Code and standard bodies as well as governments around the world all agree that energy conservation is a laudable goal. Energy loss through the roof can be substantial, and an obvious location to focus on to prevent energy loss and thus create energy savings. The thermal layer works 24 hours a day, 7 days a week, 52 weeks a year. Compromises in the thermal layer will affect the performance of the insulation and decrease energy savings for years to come. Attention to installation methods and detailing transitions at roof edges, penetrations, walls and drains needs to be given in order to optimize the energy conservation potential of the roof system.

Based on empirical field observation of roof installations and forensic investigations, the following recommendations are made to increase the energy-saving potential of roof systems.

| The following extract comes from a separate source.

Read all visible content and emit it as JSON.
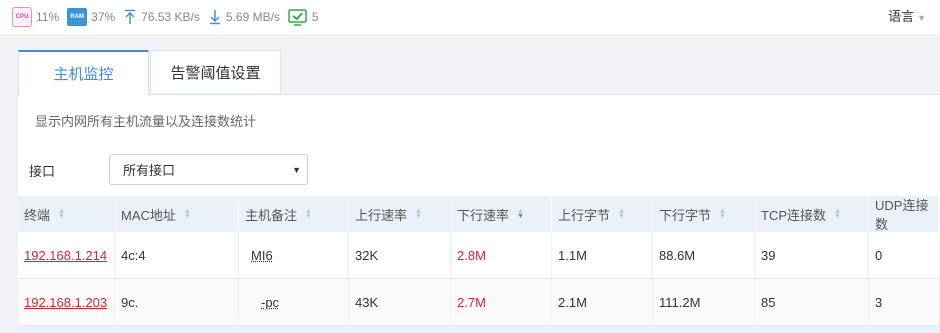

  • Vapor and air barriers are often required or beneficial and should be specifically detailed at laps, penetrations, terminations and transitions to wall air barriers. (See Figure 1.) Call out on the drawings the contractor responsible for material termination so that this is clearly understood.
  • The thermal layer (consisting of multiple layers of insulation) needs to be continuous without breaks or voids. Seal all voids at penetrations and perimeters with closed cell polyurethane sealant.
  • Design insulation layers to be a minimum of two with offset joints.
  • Select quality insulation materials. For polyisocyanurate, that would mean coated fiberglass facers. For mineral wool, that would mean high density.
  • Attach insulation layers to the roof deck in a manner to eliminate thermal breaks. If mechanically fastening the insulation, the fasteners should be covered with another layer of insulation, cover board or both.
  • Design roof covers that do not require mechanical fasteners below the membrane as an attachment method.
  • Protect the thermal layer on top with cover boards and below with appropriate air and vapor barriers.

Saving limited fossil fuels and reducing carbon emissions is a worldwide goal. Designing and installing roof systems with a well thought out, detailed and executed thermal layer will move the building industry to a higher plane. Are you ready for the challenge?